- © 2005 Canadian Medical Association or its licensors
Everything seemed backward to me when I started working night shifts: it was dark, and I was awake. I looked upon it as if I were the captain of a ship, ferrying patients from night to light, keeping them safe from the storms of pain and anguish. I trawled up and down the halls while bells rang from the beds of the dying. The keys were heavy in my hands; they pulled the pocket of my uniform down; back and forth I went, dispensing mercy in every conceivable form — syringe or solution, tablet or pill, capsule or gellule or infusion or driver. Oh, I would make it all go away. As I walked the halls it was the wail of a concertina I heard each night. Delirium rose with the darkness. Overbed tables were upturned, patients wandered naked in the hallway, incontinent, crying, dying. The fear was palpable, and I had to make it all better, make it go away, soothe it. Me? A regular person — nothing special except that I was there when they took their last breath. I would love them and bag them and tag them and ship them down to the morgue on a gurney and think of their souls. And it still stays with me: I remember the names. Sometimes I get a letter from the family. “Thank you,” they say. “Thank you for helping us.” But I didn't, really; I just did what called me.
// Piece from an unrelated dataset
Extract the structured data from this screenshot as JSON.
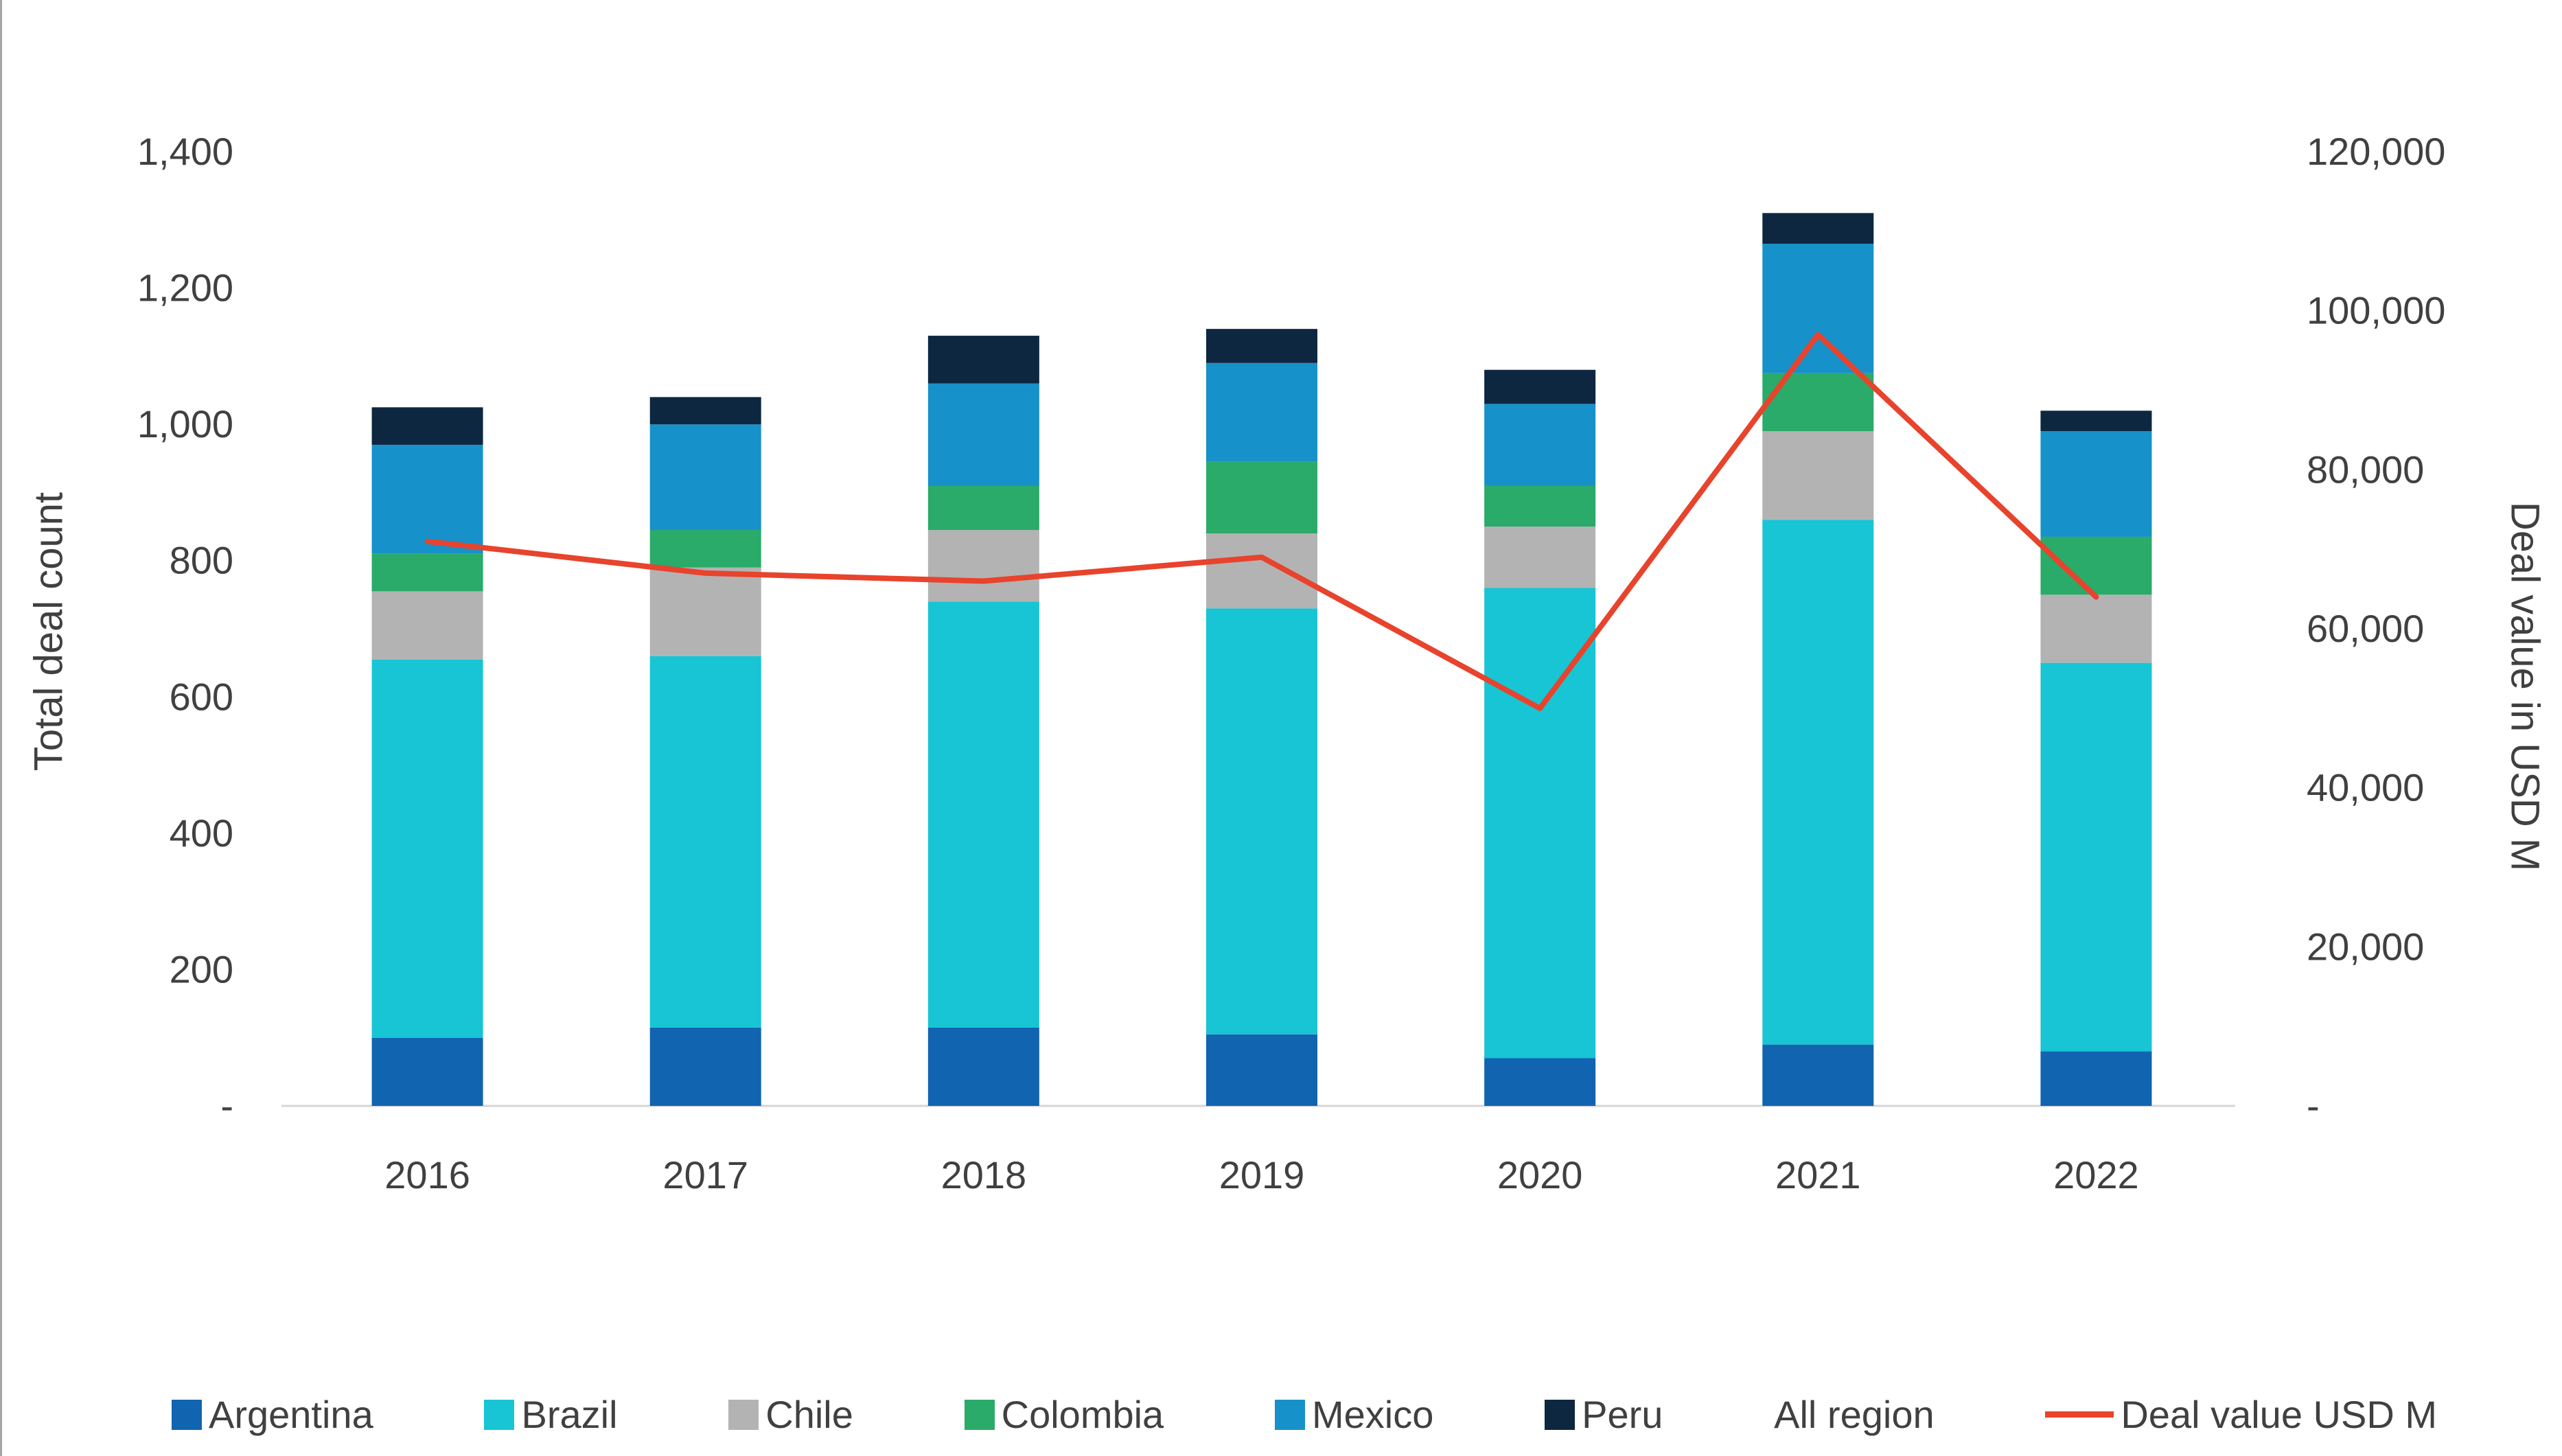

So I did this night shift thing for a year, until my brain was fried from lack of sleep. I had to medicate myself to sleep during the day, and it never worked. Invariably the others would find me on a Friday morning in tears, sometimes with the shreds of a dead one on my uniform. Oh yeah, sure, it's just a shell we're in, you say, sure … but who cleans it up when it springs a leak? I did. And with a smile. And gently, ever so gently. You wouldn't get a rough touch out of me. Even when they were dead, I put music on for their soul to go to heaven, so they could filter up easily to the sky. I wouldn't want them to have a rough ride of it all, even though they had called me 31 times in one night and I had walked myself back and forth and given them oceans of narcotics. Be gentle, be kind. And really, we all ought to be doing this for the living, though we forget on a daily basis. So I have this question. Who is going to be my gentle angel? Who is going to hold me? Who is my soft spot? Whose wings will I fall under?